A study published in Blood Advances suggested that although postthaw CD34+ cell recovery and viability of cryopreserved allogeneic hemopoietic progenitor cell (HPC) is typically acceptable, there is a significant risk of poor postthaw product quality, associated with prolonged storage time, higher white cell count, and complex product manipulation precryopreservation.1
Given these findings, researchers suggested that transplant centers should request a higher CD34+ cell dose from donors whose products are to be cryopreserved and that optimization of precryopreservation factors, such as transit time and white cell count, during storage may improve postthaw yield.

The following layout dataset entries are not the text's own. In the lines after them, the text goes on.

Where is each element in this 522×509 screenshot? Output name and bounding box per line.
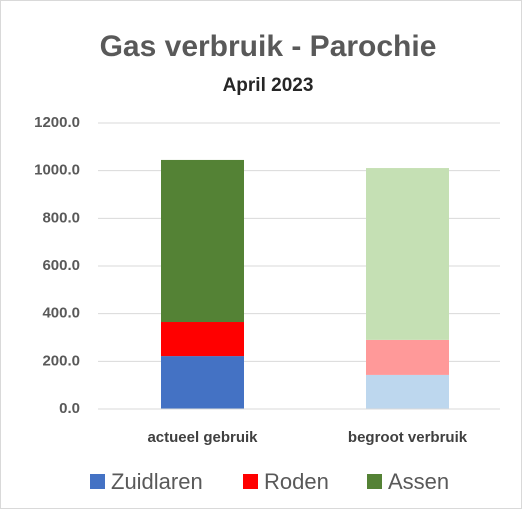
chart-subtitle: April 2023 <box>223 75 314 96</box>
x-tick-label: begroot verbruik <box>348 429 468 446</box>
bar-segment <box>366 168 449 340</box>
legend-swatch <box>90 474 105 489</box>
bar-segment <box>161 356 244 409</box>
y-tick-label: 200.0 <box>42 352 80 369</box>
y-tick-label: 800.0 <box>42 209 80 226</box>
legend-label: Roden <box>264 469 329 494</box>
legend-label: Assen <box>388 469 449 494</box>
legend-swatch <box>243 474 258 489</box>
y-tick-label: 1000.0 <box>34 162 80 179</box>
bar-segment <box>366 339 449 375</box>
y-tick-label: 0.0 <box>59 400 80 417</box>
y-tick-label: 400.0 <box>42 305 80 322</box>
bar-segment <box>161 159 244 323</box>
legend-label: Zuidlaren <box>111 469 203 494</box>
legend-swatch <box>367 474 382 489</box>
x-tick-label: actueel gebruik <box>147 429 258 446</box>
y-tick-label: 1200.0 <box>34 114 80 131</box>
bar-segment <box>366 374 449 409</box>
y-tick-label: 600.0 <box>42 257 80 274</box>
chart-title: Gas verbruik - Parochie <box>100 30 437 63</box>
bar-segment <box>161 322 244 357</box>
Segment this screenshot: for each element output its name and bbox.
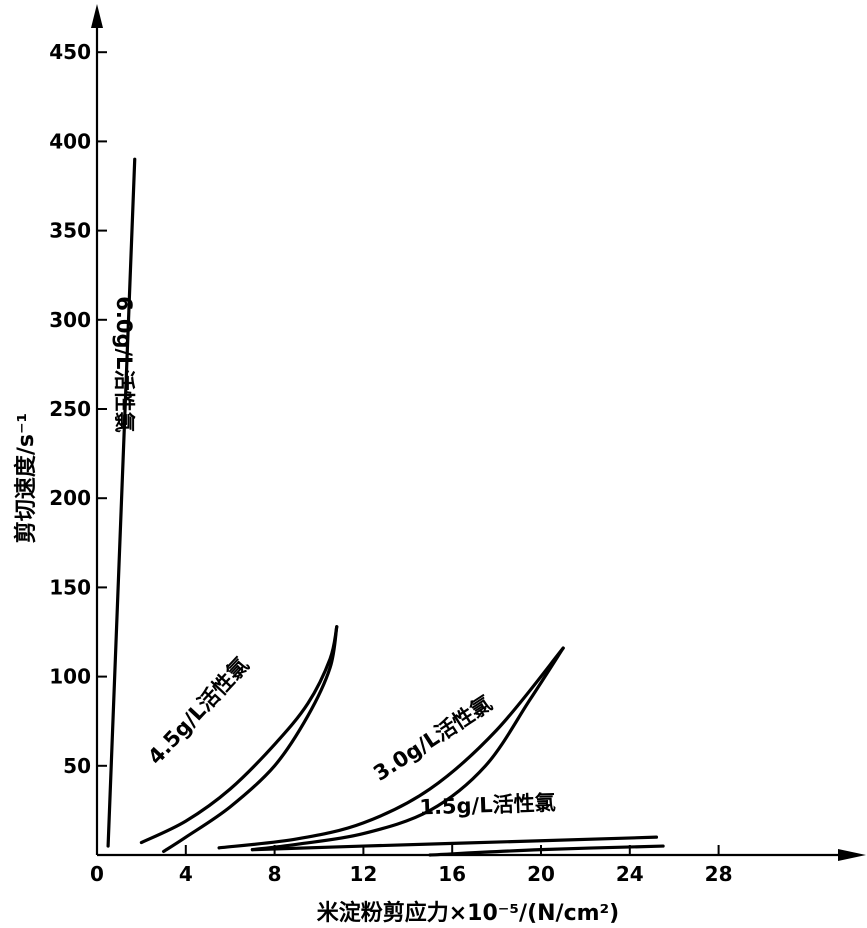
- x-tick-label: 4: [179, 862, 193, 886]
- series-label: 3.0g/L活性氯: [369, 691, 496, 785]
- x-tick-label: 12: [349, 862, 377, 886]
- series-3: [217, 646, 565, 852]
- series-4: [250, 835, 665, 857]
- y-tick-label: 200: [49, 486, 91, 510]
- series-labels: 6.0g/L活性氯 4.5g/L活性氯 3.0g/L活性氯 1.5g/L活性氯: [112, 296, 556, 819]
- series-curve-upper: [139, 625, 339, 845]
- x-axis-arrow: [838, 849, 866, 861]
- y-tick-label: 150: [49, 575, 91, 599]
- x-tick-label: 16: [438, 862, 466, 886]
- y-tick-label: 350: [49, 219, 91, 243]
- x-tick-label: 28: [705, 862, 733, 886]
- y-tick-label: 300: [49, 308, 91, 332]
- series-label: 1.5g/L活性氯: [419, 791, 556, 820]
- series-label: 6.0g/L活性氯: [112, 296, 136, 432]
- series-1: [106, 157, 137, 848]
- x-tick-label: 20: [527, 862, 555, 886]
- series-curve-lower: [250, 646, 565, 852]
- y-axis-title: 剪切速度/s⁻¹: [13, 413, 39, 543]
- series-group: [106, 157, 665, 857]
- ticks: 0 4 8 12 16 20 24 28 50 100 150 200 250 300 350 400 450: [49, 40, 732, 886]
- y-tick-label: 100: [49, 665, 91, 689]
- y-tick-label: 400: [49, 129, 91, 153]
- series-curve-lower: [162, 625, 339, 854]
- x-tick-label: 0: [90, 862, 104, 886]
- y-axis-arrow: [91, 4, 103, 28]
- x-tick-label: 8: [268, 862, 282, 886]
- y-tick-label: 50: [63, 754, 91, 778]
- axes: [91, 4, 866, 861]
- series-curve-upper: [217, 646, 565, 850]
- series-2: [139, 625, 339, 854]
- series-curve-lower: [428, 844, 665, 857]
- series-curve-upper: [250, 835, 659, 852]
- x-axis-title: 米淀粉剪应力×10⁻⁵/(N/cm²): [317, 900, 620, 926]
- series-curve-upper: [106, 157, 137, 848]
- x-tick-label: 24: [616, 862, 644, 886]
- y-tick-label: 450: [49, 40, 91, 64]
- y-tick-label: 250: [49, 397, 91, 421]
- series-label: 4.5g/L活性氯: [143, 653, 254, 769]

“Prior to COVID-19, the donor and transplant systems were well coordinated and effective. Now, with irregular flights and closed borders, travel and transportation are not assured,” lead study author Duncan Purtill, MD, of Fiona Stanley Hospital in Western Australia, said in a press release.2
“Five to 7 days before stem cell transplant, the recipient usually starts chemotherapy to remove all their bone marrow cells,” Purtill continued. “Without a healthy transplant to replace the cells on the same day, they would be left with no functioning bone marrow, which would of course be very high risk and carry a poor prognosis. Life literally depends on the safe arrival and immediate infusion of stem cells.”
Using 305 allogeneic HPC products cryopreserved at 9 laboratories across Australia, researchers sought to understand the postthaw CD34+ cell recovery. Of note, all products were cryopreserved in controlled rate freezers, and CD34+ cell quantitation was performed with single-platform assays.